Port-au-Prince, 4 février 2026 – À quatre jours de l’échéance du 7 février, le PFSDH/FUSION rappelle que le mandat du Conseil Présidentiel de Transition (CPT) prend fin conformément à l’Accord du 3 avril 2024. Les articles 12.1 et 13 de cet accord précisent qu’aucune prolongation n’est possible. Toute tentative de maintien au pouvoir serait un manquement aux engagements juridiques et politiques.
Dans une note datée du 10 septembre 2025, le parti avait déjà alerté le gouvernement, les acteurs politiques et la communauté internationale sur l’urgence d’un consensus politique pour assurer une gouvernance crédible après la fin du CPT. Il dénonçait l’impossibilité de tenir des élections légitimes dans un contexte marqué par l’insécurité et le contrôle de larges zones du pays par des gangs.
Aujourd’hui, le PFSDH/FUSION constate une multiplication d’initiatives improvisées et juge que la situation appelle à un dialogue responsable et dirigé par les Haïtiens. Le parti souligne que l’État continuera d’exister après le départ du CPT et que le gouvernement assurera les affaires courantes, mais que les forces politiques, sociales et économiques doivent agir avec responsabilité et transparence.

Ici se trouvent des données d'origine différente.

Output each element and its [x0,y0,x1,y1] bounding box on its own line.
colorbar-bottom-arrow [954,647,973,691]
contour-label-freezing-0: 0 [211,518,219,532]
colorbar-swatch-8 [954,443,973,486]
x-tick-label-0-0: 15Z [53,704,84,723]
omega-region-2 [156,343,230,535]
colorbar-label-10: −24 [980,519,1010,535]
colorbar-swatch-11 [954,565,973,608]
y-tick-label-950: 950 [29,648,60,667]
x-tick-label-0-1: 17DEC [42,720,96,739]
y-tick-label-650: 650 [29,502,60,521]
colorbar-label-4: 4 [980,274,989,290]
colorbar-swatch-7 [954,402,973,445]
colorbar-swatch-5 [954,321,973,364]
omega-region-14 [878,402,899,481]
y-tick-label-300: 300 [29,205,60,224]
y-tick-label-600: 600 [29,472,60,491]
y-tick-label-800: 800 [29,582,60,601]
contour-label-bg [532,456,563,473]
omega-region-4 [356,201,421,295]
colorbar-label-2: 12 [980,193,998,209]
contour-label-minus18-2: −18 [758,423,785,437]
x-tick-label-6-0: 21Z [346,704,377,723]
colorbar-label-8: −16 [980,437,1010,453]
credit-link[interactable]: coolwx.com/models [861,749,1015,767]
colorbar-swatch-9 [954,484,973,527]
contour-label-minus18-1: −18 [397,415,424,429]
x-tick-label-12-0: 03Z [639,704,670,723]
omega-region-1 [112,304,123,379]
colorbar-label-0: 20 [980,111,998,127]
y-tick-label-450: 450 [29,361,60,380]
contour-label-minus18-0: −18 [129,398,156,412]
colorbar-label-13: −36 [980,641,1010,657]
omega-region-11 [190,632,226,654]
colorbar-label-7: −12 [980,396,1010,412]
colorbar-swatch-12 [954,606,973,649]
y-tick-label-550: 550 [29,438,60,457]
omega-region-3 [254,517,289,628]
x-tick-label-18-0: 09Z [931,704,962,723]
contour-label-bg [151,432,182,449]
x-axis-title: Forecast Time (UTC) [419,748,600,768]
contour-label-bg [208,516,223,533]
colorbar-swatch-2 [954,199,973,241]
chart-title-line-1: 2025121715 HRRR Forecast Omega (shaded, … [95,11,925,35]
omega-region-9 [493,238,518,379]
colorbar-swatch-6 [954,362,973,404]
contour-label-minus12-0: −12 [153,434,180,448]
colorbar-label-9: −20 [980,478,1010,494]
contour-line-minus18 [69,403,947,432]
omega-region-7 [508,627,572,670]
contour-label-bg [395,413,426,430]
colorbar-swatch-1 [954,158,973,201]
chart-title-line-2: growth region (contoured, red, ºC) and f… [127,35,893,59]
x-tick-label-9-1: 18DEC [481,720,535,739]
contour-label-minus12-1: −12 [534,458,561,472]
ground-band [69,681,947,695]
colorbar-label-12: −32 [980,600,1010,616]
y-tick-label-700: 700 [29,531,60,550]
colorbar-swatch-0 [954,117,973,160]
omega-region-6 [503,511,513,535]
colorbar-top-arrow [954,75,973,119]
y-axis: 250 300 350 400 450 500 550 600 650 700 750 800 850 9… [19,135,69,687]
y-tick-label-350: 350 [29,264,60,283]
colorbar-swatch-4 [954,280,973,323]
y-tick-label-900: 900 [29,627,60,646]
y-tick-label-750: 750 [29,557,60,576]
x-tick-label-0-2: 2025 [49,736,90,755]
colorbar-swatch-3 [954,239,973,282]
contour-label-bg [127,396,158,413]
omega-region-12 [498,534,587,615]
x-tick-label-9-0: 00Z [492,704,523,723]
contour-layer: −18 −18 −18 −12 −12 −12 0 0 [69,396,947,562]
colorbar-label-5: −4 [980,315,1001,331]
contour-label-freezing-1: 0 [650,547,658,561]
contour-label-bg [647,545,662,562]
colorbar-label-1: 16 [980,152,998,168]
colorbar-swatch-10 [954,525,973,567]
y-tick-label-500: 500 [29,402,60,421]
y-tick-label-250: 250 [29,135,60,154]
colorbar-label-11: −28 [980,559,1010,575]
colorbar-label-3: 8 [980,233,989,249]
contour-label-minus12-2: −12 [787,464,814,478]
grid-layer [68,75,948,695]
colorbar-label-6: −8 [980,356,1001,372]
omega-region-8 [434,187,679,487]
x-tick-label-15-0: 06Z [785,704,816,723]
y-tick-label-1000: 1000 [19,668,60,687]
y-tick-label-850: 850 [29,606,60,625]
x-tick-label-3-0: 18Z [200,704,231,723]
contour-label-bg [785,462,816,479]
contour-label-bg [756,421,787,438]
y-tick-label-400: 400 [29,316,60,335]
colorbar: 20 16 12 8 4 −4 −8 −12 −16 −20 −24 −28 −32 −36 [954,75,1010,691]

Le PFSDH/FUSION préconise :
la mise en place d’une transition politique dirigée par la Cour de cassation ;
la formation d’un gouvernement de consensus national, inclusif et orienté vers l’intérêt général ;
le rétablissement d’un environnement sécuritaire propice à des élections honnêtes et inclusives.
Le parti lance un nouvel appel à toutes les forces vives du pays pour un accord national garantissant la légitimité démocratique et le respect de la Constitution, avec un pacte de gouvernabilité scellant cet engagement.